More Data Shows Chinese Slowdown

April 15, 2015

Chinese slowdown confirmed in Chinese and IMF data
 
The Chinese economy grew by 7% y-o-y in the first quarter of 2015, according to National Bureau of Statistics in China. This is the weakest overall growth in six years. Growth during the quarter was strongest in the industrial sector (6.4%) and the service sector (7.9%), whereas the primary sector (3.2%) contributed to a lesser extent.
 
The data confirms the economic outlook for China, which remains a slowing economy that is going through a transition from being heavily reliant on exports, manufacturing and construction to being one that runs on domestic consumer demand.
 
The development is ongoing at high speed and data on industrial production in March and total retail sales of consumer goods in the first quarter confirmed this change is very much on.
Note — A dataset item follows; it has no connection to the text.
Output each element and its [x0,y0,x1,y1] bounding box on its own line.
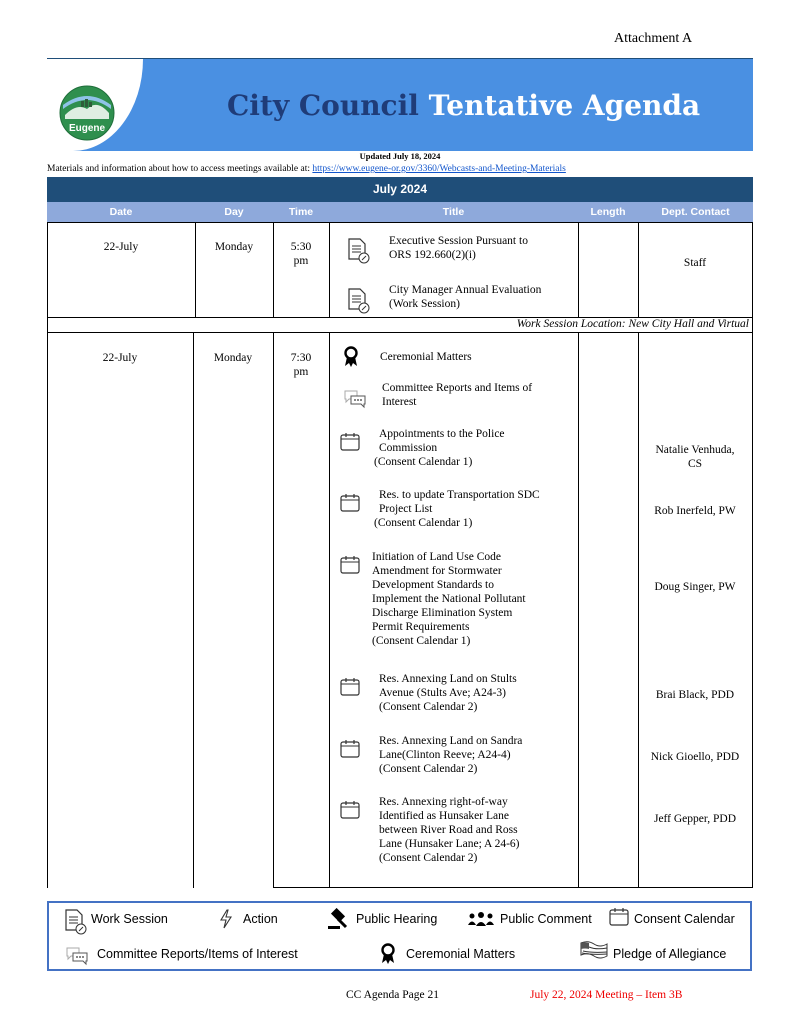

Industrial production grew by 5.6% in March y-o-y, which is the lowest since the end of 2008. On the other hand total retail sales in the first quarter grew by 10.6%.
 
What does this means to shipping?
 
Chief Shipping Analyst at BIMCO, Peter Sand, said, “The transition of the Chinese economy is affecting the shipping industry a lot. During the past decades of strong economic development, Chinese foreign trade have been growing tremendously. Dry bulk in particular has benefitted and crude oil tankers too on the imports side. While container shipping on intra-Asian routes and westbound trades has benefitted from massive exports of manufactured goods”.
 
“What we have seen in shipping in recent years and is going to experience more in future is the knock-on effect from China becoming a relatively more closed economy, driven forward by domestic demand rather the foreign demand like i.e. the US. In short this translates into a lower level of shipping demand going forward than what we got accustomed to during the past decades”
 
“BIMCO often mentions that the future holds a “New Normal” of shipping demand, one where slightly less trade in generated from global economic growth – as compared to previously, as the composition of the global GDP is changing. What we see from China today is evidence on just that.”